FAQ & Troubleshooting

Below are answers to some commonly asked questions and solutions to potential issues you may encounter while using the CYBER web app and its visualisation capabilities.

If sbom.nqminds.com does not display any results after uploading a valid SBOM with NIST and OpenAI API keys, consider the following possibilities:

  • Incorrect API keys.
  • A lengthy SBOM causing delays due to the endpoint's adherence to NIST API limits.
  • An incorrect SBOM format (though user notifications should highlight incompatible files).
  • When uploading SBOMs generated by Syft, you might encounter a situation where the website displays "Loading CVE data" indefinitely. This problem is often due to the presence of too many invalid CPEs within the SBOM, which leads to unsuccessful API calls.

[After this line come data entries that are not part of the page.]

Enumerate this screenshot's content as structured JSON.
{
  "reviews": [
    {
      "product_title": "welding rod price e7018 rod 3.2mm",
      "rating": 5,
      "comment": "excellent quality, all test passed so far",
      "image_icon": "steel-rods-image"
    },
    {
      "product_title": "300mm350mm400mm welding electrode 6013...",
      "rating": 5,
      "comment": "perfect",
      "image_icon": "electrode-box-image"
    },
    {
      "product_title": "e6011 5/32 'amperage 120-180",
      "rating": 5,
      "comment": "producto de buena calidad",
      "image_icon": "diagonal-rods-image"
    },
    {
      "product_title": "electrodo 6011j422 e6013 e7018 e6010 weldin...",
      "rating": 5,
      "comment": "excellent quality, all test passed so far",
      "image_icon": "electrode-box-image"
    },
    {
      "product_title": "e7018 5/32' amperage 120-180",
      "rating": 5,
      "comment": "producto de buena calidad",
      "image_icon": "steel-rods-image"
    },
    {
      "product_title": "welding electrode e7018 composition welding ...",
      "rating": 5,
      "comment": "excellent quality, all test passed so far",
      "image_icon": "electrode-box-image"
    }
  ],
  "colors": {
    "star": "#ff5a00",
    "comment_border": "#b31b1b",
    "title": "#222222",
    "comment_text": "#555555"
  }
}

To determine which CVE/CWEs are related to memory protection issues and potentially addressable with CHERI, we utilize OpenAI's GPT 3.5 turbo model. All CWEs descriptions are classified into memory-related or not memory-related categories and stored in sbom-gap/vulnerability-reports/cwe_classifications.csv. For CWEs not listed, the tool queries OpenAI if an API key is available.

Troubleshooting Steps

  • Verify the validity of your NIST API key.
  • Check your internet connection and retry the operation.
  • Keep in mind that, like any service, the NIST API may occasionally experience high demand or other issues leading to temporary slowdowns or limitations. If your request doesn't go through, it might be worthwhile to wait a bit before attempting it again.
  • Ensure your SBOM file is correctly formatted and compatible with the tool.
  • Check the format and length of your SBOM; consider breaking down large SBOMs into smaller segments for analysis.

We hope these guidelines assist you in resolving any issues you encounter. Further improvements and enhancements to the tool are ongoing, and we welcome any feedback or additional questions you may have.